Is listening skill an ‘isolated skill’?



When we hear about ‘listening practice in school’, perhaps we will remember how teachers carry a radio and a cassette to a class. Now, there are many schools in big cities that provide computers to be used for learning process. Here, the teachers use audio CD, recording, or any software to teach listening skill for the students. Despite the modern facilities now, the way how listening practice adapted in schools is still the same: teachers distribute pieces of paper containing some questions then assign the students to answer them individually based on what they listen from the audio.  Can we use listening practice to teach other language skills beside listening skill itself?
Let’s look at this example:
Students in a classroom are listening to a recording about two people watching a movie on television. Those two people have different opinion about the characters in that movie.
From this recording, the teacher can ask the students to take notes about what they have listened to.

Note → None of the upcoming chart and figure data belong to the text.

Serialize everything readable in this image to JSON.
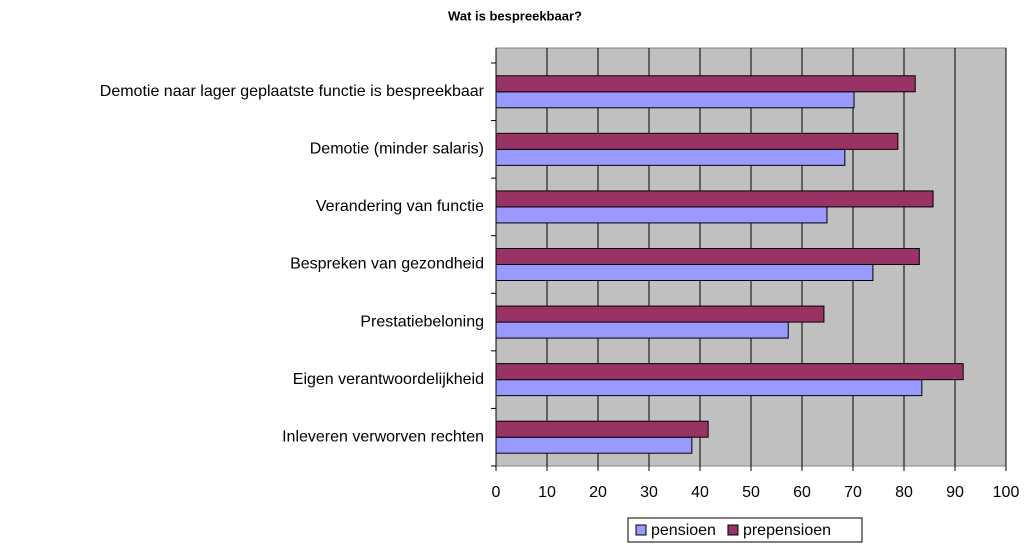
{
  "chart_data": {
    "type": "bar",
    "orientation": "horizontal",
    "title": "Wat is bespreekbaar?",
    "categories": [
      "Demotie naar lager geplaatste functie is bespreekbaar",
      "Demotie (minder salaris)",
      "Verandering van functie",
      "Bespreken van gezondheid",
      "Prestatiebeloning",
      "Eigen verantwoordelijkheid",
      "Inleveren verworven rechten"
    ],
    "series": [
      {
        "name": "pensioen",
        "color": "#9999ff",
        "values": [
          70.2,
          68.4,
          64.9,
          73.9,
          57.3,
          83.5,
          38.4
        ]
      },
      {
        "name": "prepensioen",
        "color": "#993366",
        "values": [
          82.2,
          78.8,
          85.7,
          83,
          64.3,
          91.6,
          41.6
        ]
      }
    ],
    "xlim": [
      0,
      100
    ],
    "xticks": [
      0,
      10,
      20,
      30,
      40,
      50,
      60,
      70,
      80,
      90,
      100
    ],
    "grid": true,
    "legend": "bottom"
  }
}
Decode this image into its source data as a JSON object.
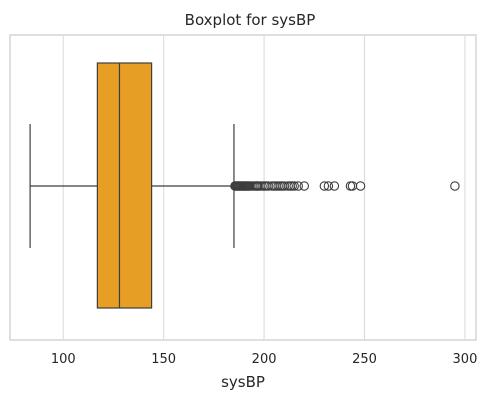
{
  "chart_data": {
    "type": "boxplot",
    "title": "Boxplot for sysBP",
    "xlabel": "sysBP",
    "ylabel": "",
    "orientation": "horizontal",
    "xlim": [
      73.5,
      305.5
    ],
    "xticks": [
      100,
      150,
      200,
      250,
      300
    ],
    "grid": true,
    "box_color": "#e69f24",
    "line_color": "#3d3d3d",
    "stats": {
      "whisker_low": 83.5,
      "q1": 117,
      "median": 128,
      "q3": 144,
      "whisker_high": 185
    },
    "outliers": [
      185.5,
      186,
      186.5,
      187,
      187.5,
      188,
      188.5,
      189,
      189.5,
      190,
      190.5,
      191,
      191.5,
      192,
      192.5,
      193,
      194,
      195,
      196,
      196.5,
      197,
      198,
      199,
      200,
      201,
      202,
      204,
      205,
      206,
      207,
      208,
      209,
      210,
      212,
      213,
      214,
      215,
      217,
      220,
      230,
      232,
      235,
      243,
      244,
      248,
      295
    ]
  }
}
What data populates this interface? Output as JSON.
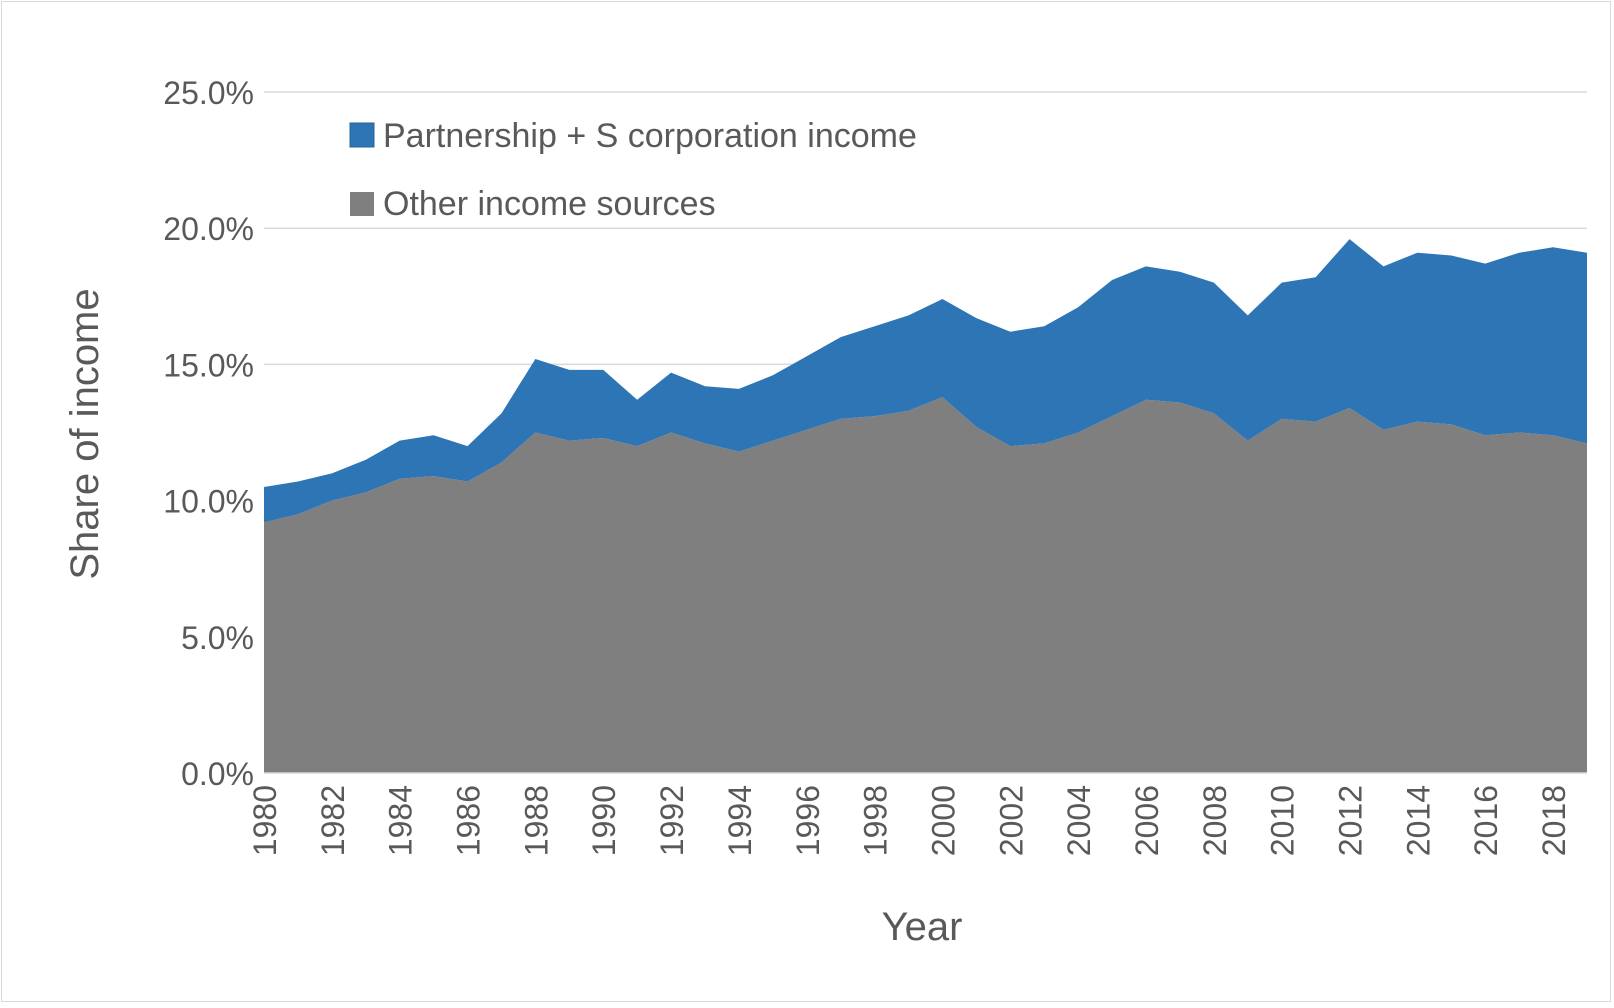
{
  "chart_data": {
    "type": "area",
    "stacked": true,
    "x": [
      1980,
      1981,
      1982,
      1983,
      1984,
      1985,
      1986,
      1987,
      1988,
      1989,
      1990,
      1991,
      1992,
      1993,
      1994,
      1995,
      1996,
      1997,
      1998,
      1999,
      2000,
      2001,
      2002,
      2003,
      2004,
      2005,
      2006,
      2007,
      2008,
      2009,
      2010,
      2011,
      2012,
      2013,
      2014,
      2015,
      2016,
      2017,
      2018,
      2019
    ],
    "x_tick_labels": [
      "1980",
      "1982",
      "1984",
      "1986",
      "1988",
      "1990",
      "1992",
      "1994",
      "1996",
      "1998",
      "2000",
      "2002",
      "2004",
      "2006",
      "2008",
      "2010",
      "2012",
      "2014",
      "2016",
      "2018"
    ],
    "xlabel": "Year",
    "ylabel": "Share of income",
    "ylim": [
      0,
      25
    ],
    "y_ticks": [
      0,
      5,
      10,
      15,
      20,
      25
    ],
    "y_tick_labels": [
      "0.0%",
      "5.0%",
      "10.0%",
      "15.0%",
      "20.0%",
      "25.0%"
    ],
    "grid": "horizontal",
    "legend_position": "top-left",
    "series": [
      {
        "name": "Other income sources",
        "color": "#7f7f7f",
        "values": [
          9.2,
          9.5,
          10.0,
          10.3,
          10.8,
          10.9,
          10.7,
          11.4,
          12.5,
          12.2,
          12.3,
          12.0,
          12.5,
          12.1,
          11.8,
          12.2,
          12.6,
          13.0,
          13.1,
          13.3,
          13.8,
          12.7,
          12.0,
          12.1,
          12.5,
          13.1,
          13.7,
          13.6,
          13.2,
          12.2,
          13.0,
          12.9,
          13.4,
          12.6,
          12.9,
          12.8,
          12.4,
          12.5,
          12.4,
          12.1
        ]
      },
      {
        "name": "Partnership + S corporation income",
        "color": "#2e75b6",
        "values": [
          1.3,
          1.2,
          1.0,
          1.2,
          1.4,
          1.5,
          1.3,
          1.8,
          2.7,
          2.6,
          2.5,
          1.7,
          2.2,
          2.1,
          2.3,
          2.4,
          2.7,
          3.0,
          3.3,
          3.5,
          3.6,
          4.0,
          4.2,
          4.3,
          4.6,
          5.0,
          4.9,
          4.8,
          4.8,
          4.6,
          5.0,
          5.3,
          6.2,
          6.0,
          6.2,
          6.2,
          6.3,
          6.6,
          6.9,
          7.0
        ]
      }
    ]
  }
}
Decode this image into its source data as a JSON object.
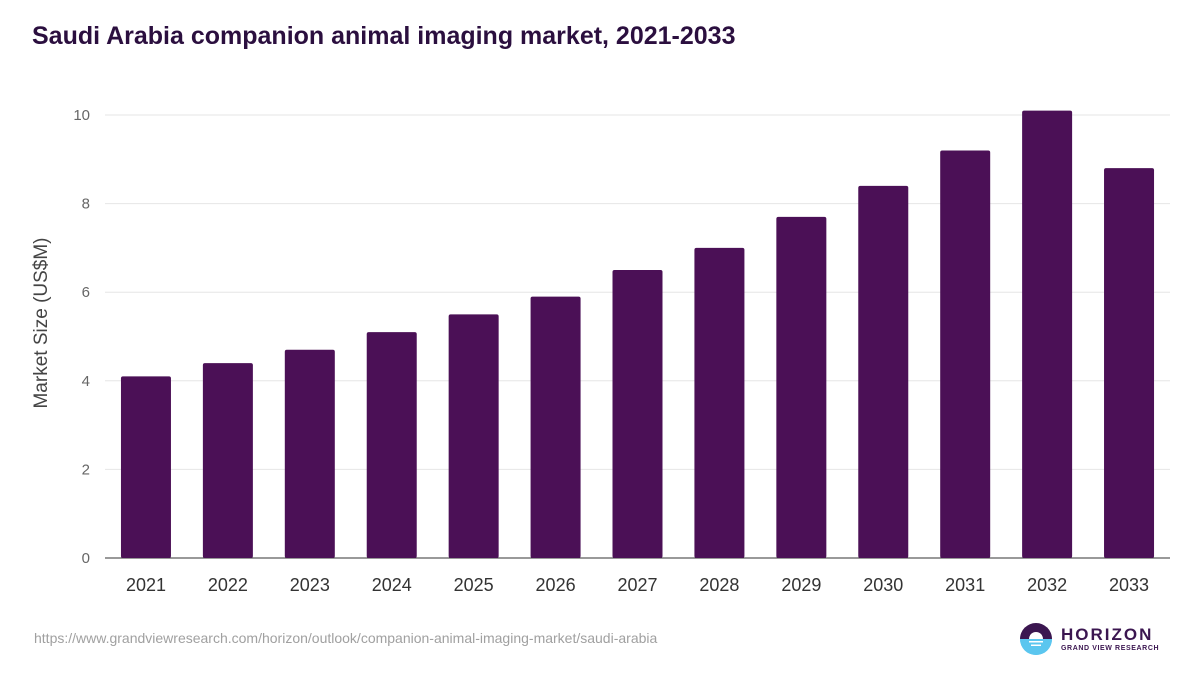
{
  "chart_data": {
    "type": "bar",
    "title": "Saudi Arabia companion animal imaging market, 2021-2033",
    "xlabel": "",
    "ylabel": "Market Size (US$M)",
    "categories": [
      "2021",
      "2022",
      "2023",
      "2024",
      "2025",
      "2026",
      "2027",
      "2028",
      "2029",
      "2030",
      "2031",
      "2032",
      "2033"
    ],
    "values": [
      4.1,
      4.4,
      4.7,
      5.1,
      5.5,
      5.9,
      6.5,
      7.0,
      7.7,
      8.4,
      9.2,
      10.1,
      8.8
    ],
    "ylim": [
      0,
      10
    ],
    "yticks": [
      "0",
      "2",
      "4",
      "6",
      "8",
      "10"
    ],
    "grid": true,
    "bar_color": "#4b1056"
  },
  "footer": {
    "source_url": "https://www.grandviewresearch.com/horizon/outlook/companion-animal-imaging-market/saudi-arabia",
    "logo_main": "HORIZON",
    "logo_sub": "GRAND VIEW RESEARCH"
  }
}
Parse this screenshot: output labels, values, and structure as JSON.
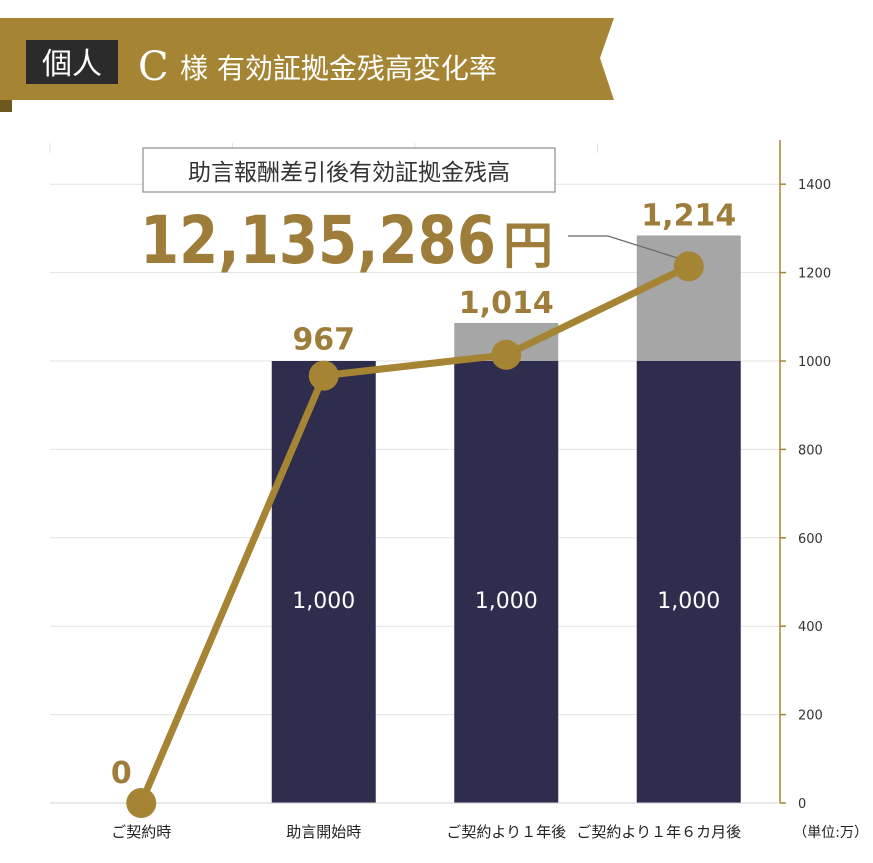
{
  "header": {
    "badge": "個人",
    "letter": "C",
    "title": "様 有効証拠金残高変化率"
  },
  "callout": {
    "label": "助言報酬差引後有効証拠金残高",
    "amount": "12,135,286",
    "unit": "円"
  },
  "unit_note": "（単位:万）",
  "colors": {
    "gold": "#a58534",
    "gold_text": "#9e7d3a",
    "navy": "#2e2d4d",
    "gray": "#a6a6a6",
    "banner_dark": "#2b2b2b"
  },
  "chart_data": {
    "type": "bar",
    "categories": [
      "ご契約時",
      "助言開始時",
      "ご契約より１年後",
      "ご契約より１年６カ月後"
    ],
    "series": [
      {
        "values": [
          0,
          1000,
          1000,
          1000
        ],
        "labels": [
          "",
          "1,000",
          "1,000",
          "1,000"
        ]
      },
      {
        "values": [
          0,
          0,
          86,
          284
        ]
      },
      {
        "values": [
          0,
          967,
          1014,
          1214
        ],
        "labels": [
          "0",
          "967",
          "1,014",
          "1,214"
        ]
      }
    ],
    "ylim": [
      0,
      1500
    ],
    "yticks": [
      0,
      200,
      400,
      600,
      800,
      1000,
      1200,
      1400
    ],
    "grid": true
  }
}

Instead of providing some questions on the answer sheet, the teacher can ask the students to work in pairs and take the roles of those people in the recording. They can decide who become who. Then, they make their own scenario with their own words. After that, they can act while the teacher is walking around the class to see how accurate the scenario is compare to the recording and how fluent the students speak.
When they are done, the teacher can play the recording once again and ask the students to listen to it. The teachers can make a class discussion by asking about their opinion, the difficulties they find, and what they feel when they work in pairs using their own scenario.
We can see that listening practice become ‘a hook’ in this activity. Besides teaching listening skill to students, the teacher here is also able to train students’ writing skill (by making a scenario), speaking skill (through the dialogue and discussion), and also build interactivity between student and student, and also students and teacher.
Beside using audio or recording, teachers can also show a video as a listening source for the students. Then, the activity could be the same as the one above (e.g. making a scenario, dialogue, etc). Now, let's watch this video as an example!


So, what do you think about the activity like this?Can we use a video like that to conduct the activity? Do you think there are some barriers to conduct this activity in Indonesian schools?

Listening Skill in Language Learning



taken from google images
Looking at my experience in school observation, I saw how listening and speaking skill are important. It was clear when I had to interview some students and asked them some questions about their product. In this article, I want to focus on listening skill. However, listening is often followed by speaking. It is supported by Krashen’s (1982) ideas about comprehensible input, where a language learner gets the input from others (by listening) then produce what he/she learn from others (by speaking). That is why listening became a foundation for speaking.
Nunan (1989) says that listening has two views which exist in language pedagogy; they are bottom up view and top-down view. Bottom-up view assumes that listening is a process of decoding the sounds, from the smallest meaningful units (phonemes) to complete texts. Let’s take a look one example:
Goal: find the stressed syllables
Example: Listen to words of two or three syllables. Mark them for the word stress and predict the pronunciation of the unstressed syllable.
On the other hand, top-down emphasizes on how listeners actively construct the original meaning of the speaker. Here, the listeners use prior knowledge of the context to make them understand about what they hear, for example:
Goal: Listen to identify the topic
Example: Listen to a radio commercial. On the answer sheet, choose among four types of product and identify the picture that goes with it.
It is very important to combine those two views and use them in Indonesian schools. However, in my opinion, Bottom-up view is rarely used in Indonesian schools while the top-down is more often. Considering it as the basic view, I think it should be used in all levels even started from the beginner level.  It is important for our speaking skill too. In fact, when I was in school, I never studied materials which used Bottom-up view, such as learning about minimal pairs. It was easier for me to find the exercise using top-down view.  I think it is because many people or teachers see bottom-up view as a simple view which can be ‘ignored’ in language learning process. I do not agree with this assumption because those two views are related and should be combined together.